I wanted to. I wanted to tell someone so much, and maybe that was the problem. Maybe this anger and pain and resentment simmering inside all the time would never go away if I kept it to myself forever.
But even after everything … I couldn’t turn this family against Mac.
“I’m just being selfish.” I couldn’t meet Regan’s gaze.
“Watching Lachlan and Thane meet the loves of their lives makes me wish I could too. It seems impossible living in a tiny place like this.” Lately, as much as it physically hurt to think about separating from my family, I wondered if it might not be worth considering a job in the Lowlands, closer to Glasgow and Edinburgh.
I’d have a better chance of meeting someone there.
“Why don’t you try online dating? Even if you had to travel a little farther to meet someone, it would be worth it, right?”
“I’ve tried online dating,” I murmured.
“Try again. I mean, when was the last time you were in a relationship?
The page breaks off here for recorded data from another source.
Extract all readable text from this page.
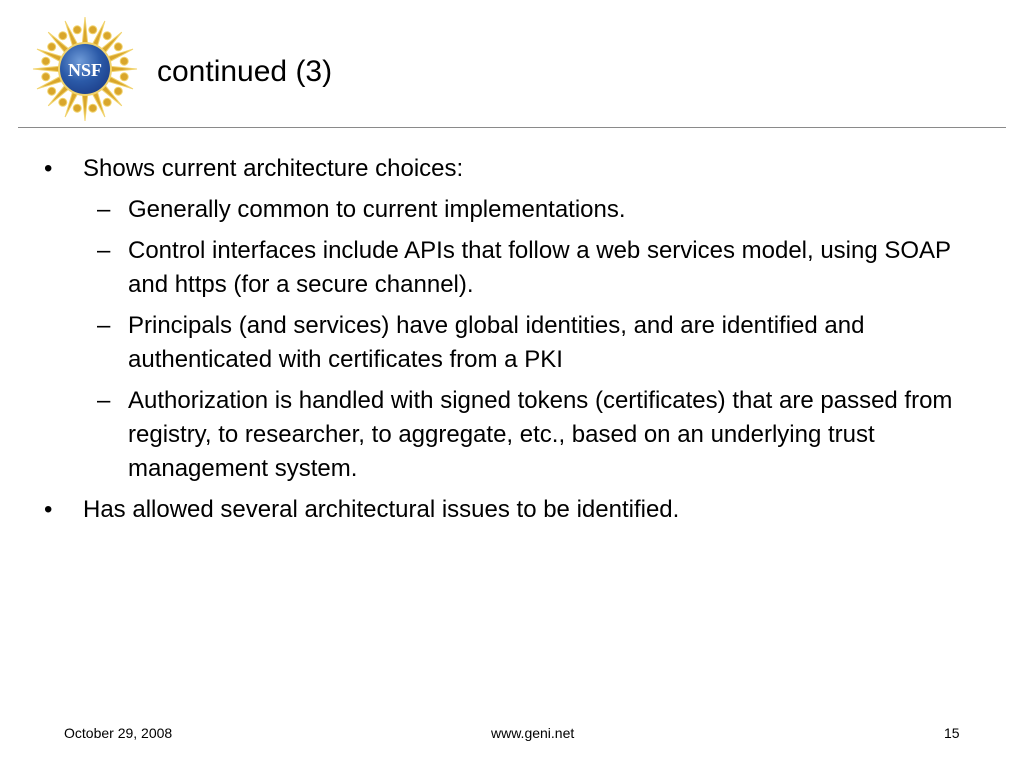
NSF continued (3)
• Shows current architecture choices:
– Generally common to current implementations.
– Control interfaces include APIs that follow a web services model, using SOAP and https (for a secure channel).
– Principals (and services) have global identities, and are identified and authenticated with certificates from a PKI
– Authorization is handled with signed tokens (certificates) that are passed from registry, to researcher, to aggregate, etc., based on an underlying trust management system.
• Has allowed several architectural issues to be identified.
October 29, 2008	www.geni.net	15
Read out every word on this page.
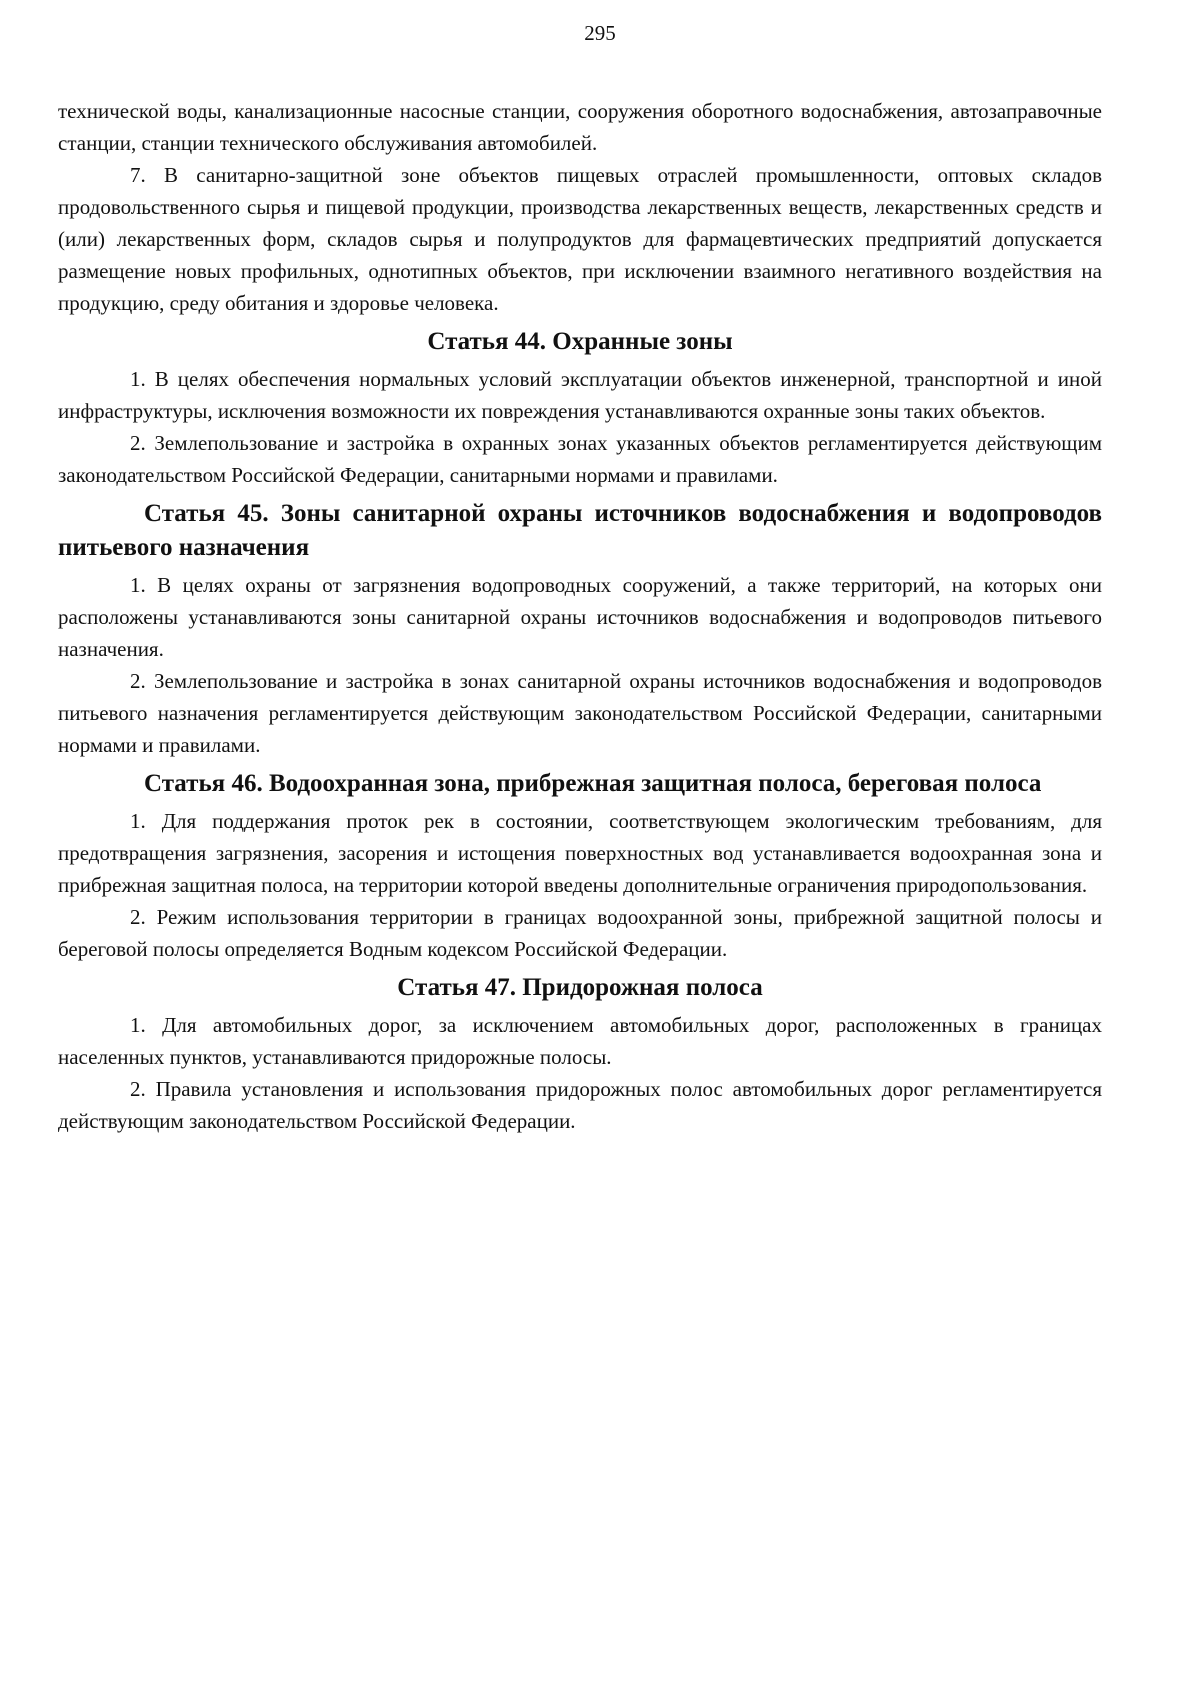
295

технической воды, канализационные насосные станции, сооружения оборотного водоснабжения, автозаправочные станции, станции технического обслуживания автомобилей.

7. В санитарно-защитной зоне объектов пищевых отраслей промышленности, оптовых складов продовольственного сырья и пищевой продукции, производства лекарственных веществ, лекарственных средств и (или) лекарственных форм, складов сырья и полупродуктов для фармацевтических предприятий допускается размещение новых профильных, однотипных объектов, при исключении взаимного негативного воздействия на продукцию, среду обитания и здоровье человека.

Статья 44. Охранные зоны

1. В целях обеспечения нормальных условий эксплуатации объектов инженерной, транспортной и иной инфраструктуры, исключения возможности их повреждения устанавливаются охранные зоны таких объектов.

2. Землепользование и застройка в охранных зонах указанных объектов регламентируется действующим законодательством Российской Федерации, санитарными нормами и правилами.

Статья 45. Зоны санитарной охраны источников водоснабжения и водопроводов питьевого назначения

1. В целях охраны от загрязнения водопроводных сооружений, а также территорий, на которых они расположены устанавливаются зоны санитарной охраны источников водоснабжения и водопроводов питьевого назначения.

2. Землепользование и застройка в зонах санитарной охраны источников водоснабжения и водопроводов питьевого назначения регламентируется действующим законодательством Российской Федерации, санитарными нормами и правилами.

Статья 46. Водоохранная зона, прибрежная защитная полоса, береговая полоса

1. Для поддержания проток рек в состоянии, соответствующем экологическим требованиям, для предотвращения загрязнения, засорения и истощения поверхностных вод устанавливается водоохранная зона и прибрежная защитная полоса, на территории которой введены дополнительные ограничения природопользования.

2. Режим использования территории в границах водоохранной зоны, прибрежной защитной полосы и береговой полосы определяется Водным кодексом Российской Федерации.

Статья 47. Придорожная полоса

1. Для автомобильных дорог, за исключением автомобильных дорог, расположенных в границах населенных пунктов, устанавливаются придорожные полосы.

2. Правила установления и использования придорожных полос автомобильных дорог регламентируется действующим законодательством Российской Федерации.
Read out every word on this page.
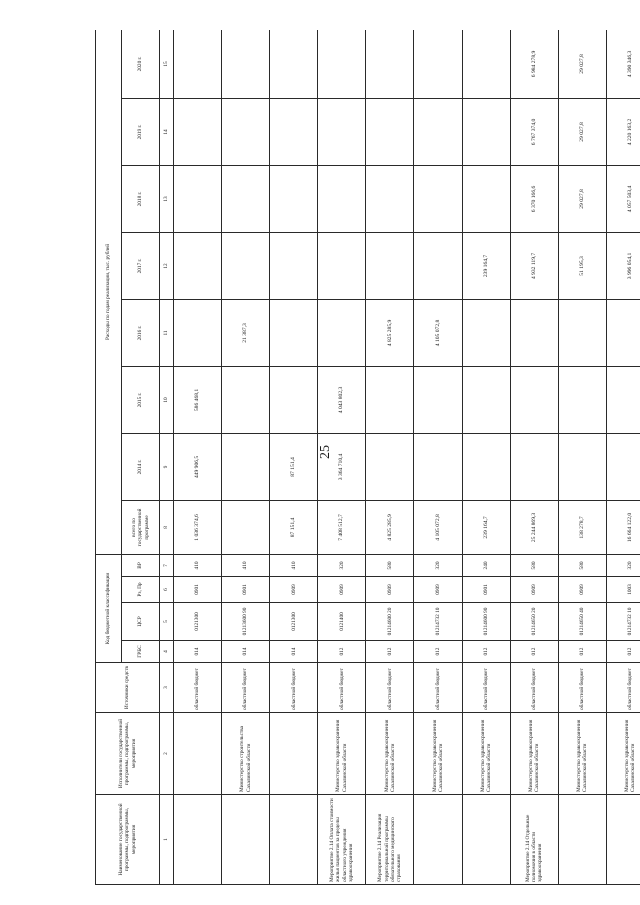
25
Наименование государственной программы, подпрограммы, мероприятия	Исполнители государственной программы, подпрограммы, мероприятия	Источники средств	Код бюджетной классификации				Расходы по годам реализации, тыс. рублей							
			ГРБС	ЦСР	Рз, Пр	ВР	всего по государственной программе	2014 г.	2015 г.	2016 г.	2017 г.	2018 г.	2019 г.	2020 г.

1	2	3	4	5	6	7	8	9	10	11	12	13	14	15
		областной бюджет	014	0121300	0901	410	1 036 374,6	449 906,5	586 468,1					
	Министерство строительства Сахалинской области	областной бюджет	014	01213600 90	0901	410				21 387,3				
		областной бюджет	014	0121300	0909	410	87 151,4	87 151,4						
Мероприятие 2.14 Оплата стоимости жилья пациентов за пределы областного учреждения здравоохранения	Министерство здравоохранения Сахалинской области	областной бюджет	012	0121400	0909	320	7 408 512,7	3 364 710,4	4 043 802,3					
Мероприятие 2.14 Реализация территориальной программы обязательного медицинского страхования	Министерство здравоохранения Сахалинской области	областной бюджет	012	01214600 20	0909	580	4 825 285,9			4 825 285,9				
	Министерство здравоохранения Сахалинской области	областной бюджет	012	01214732 10	0909	320	4 105 072,8			4 105 072,8				
	Министерство здравоохранения Сахалинской области	областной бюджет	012	01214600 90	0901	240	239 164,7				239 164,7			
Мероприятие 2.14 Отдельные полномочия в области здравоохранения	Министерство здравоохранения Сахалинской области	областной бюджет	012	01214650 20	0909	580	25 244 869,3				4 932 119,7	6 370 166,6	6 767 374,0	6 984 278,9
	Министерство здравоохранения Сахалинской области	областной бюджет	012	01214650 40	0909	580	138 278,7				51 195,3	29 027,8	29 027,8	29 027,8
	Министерство здравоохранения Сахалинской области	областной бюджет	012	01214732 10	1003	320	16 664 122,0				3 996 054,1	4 057 503,4	4 220 163,2	4 390 346,3
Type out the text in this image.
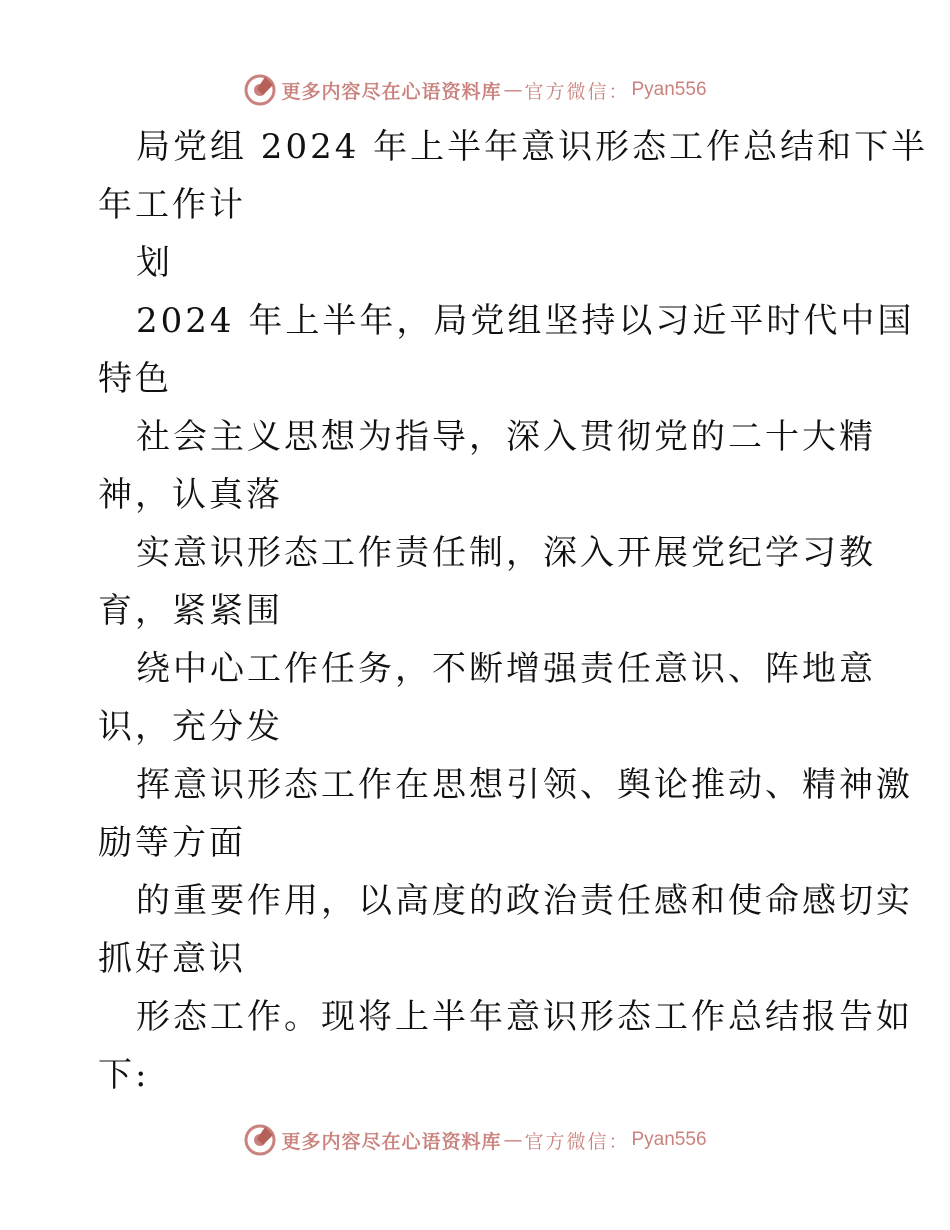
更多内容尽在心语资料库 — 官方微信： Pyan556
局党组 2024 年上半年意识形态工作总结和下半
年工作计
划
2024 年上半年，局党组坚持以习近平时代中国
特色
社会主义思想为指导，深入贯彻党的二十大精
神，认真落
实意识形态工作责任制，深入开展党纪学习教
育，紧紧围
绕中心工作任务，不断增强责任意识、阵地意
识，充分发
挥意识形态工作在思想引领、舆论推动、精神激
励等方面
的重要作用，以高度的政治责任感和使命感切实
抓好意识
形态工作。现将上半年意识形态工作总结报告如
下:
更多内容尽在心语资料库 — 官方微信： Pyan556
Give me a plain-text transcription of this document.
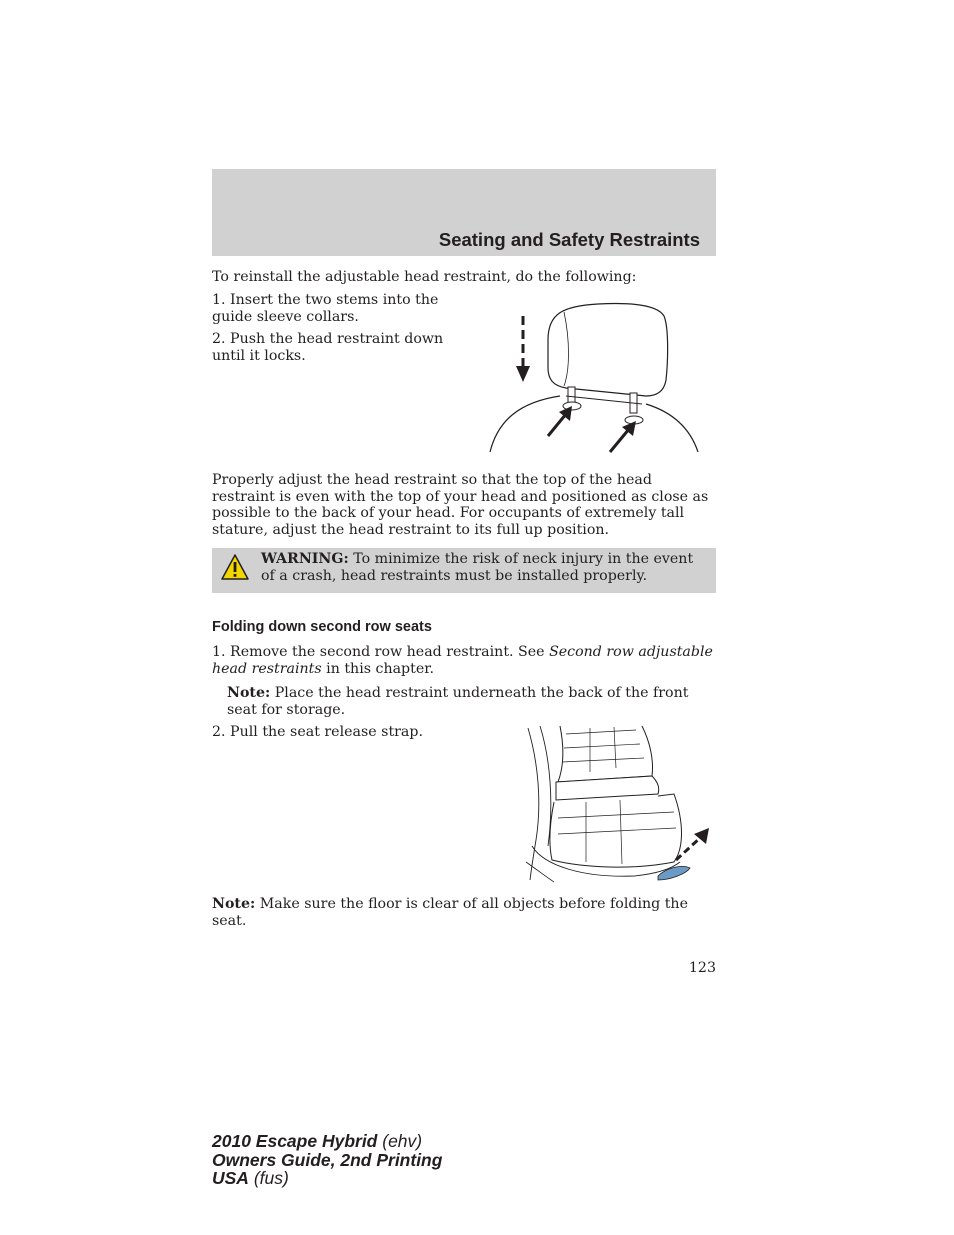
Seating and Safety Restraints
To reinstall the adjustable head restraint, do the following:
1. Insert the two stems into the guide sleeve collars.
2. Push the head restraint down until it locks.
Properly adjust the head restraint so that the top of the head restraint is even with the top of your head and positioned as close as possible to the back of your head. For occupants of extremely tall stature, adjust the head restraint to its full up position.
WARNING: To minimize the risk of neck injury in the event of a crash, head restraints must be installed properly.
Folding down second row seats
1. Remove the second row head restraint. See Second row adjustable head restraints in this chapter.
Note: Place the head restraint underneath the back of the front seat for storage.
2. Pull the seat release strap.
Note: Make sure the floor is clear of all objects before folding the seat.
123
2010 Escape Hybrid (ehv)
Owners Guide, 2nd Printing
USA (fus)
When was the last time you had sex?”
I groaned, remembering. “Almost a year ago.”
“That’s not too bad.”
“Says the woman getting it on the regular.” I winced, thinking about who was giving it to her on the regular. At her sly look, I warned, “Don’t say a word.”
Regan snorted. “Would I do that to you?”
“Yes, you would.”
She chuckled and bent to pull the bacon, sausages, black pudding, and haggis out from under the grill. Rotating them as she spoke, Regan continued, “How did you meet the last man you dated?”
The thought of Guy made my stomach churn. “He worked for Lachlan.”
Realization dawned on her face. “The chef guy?”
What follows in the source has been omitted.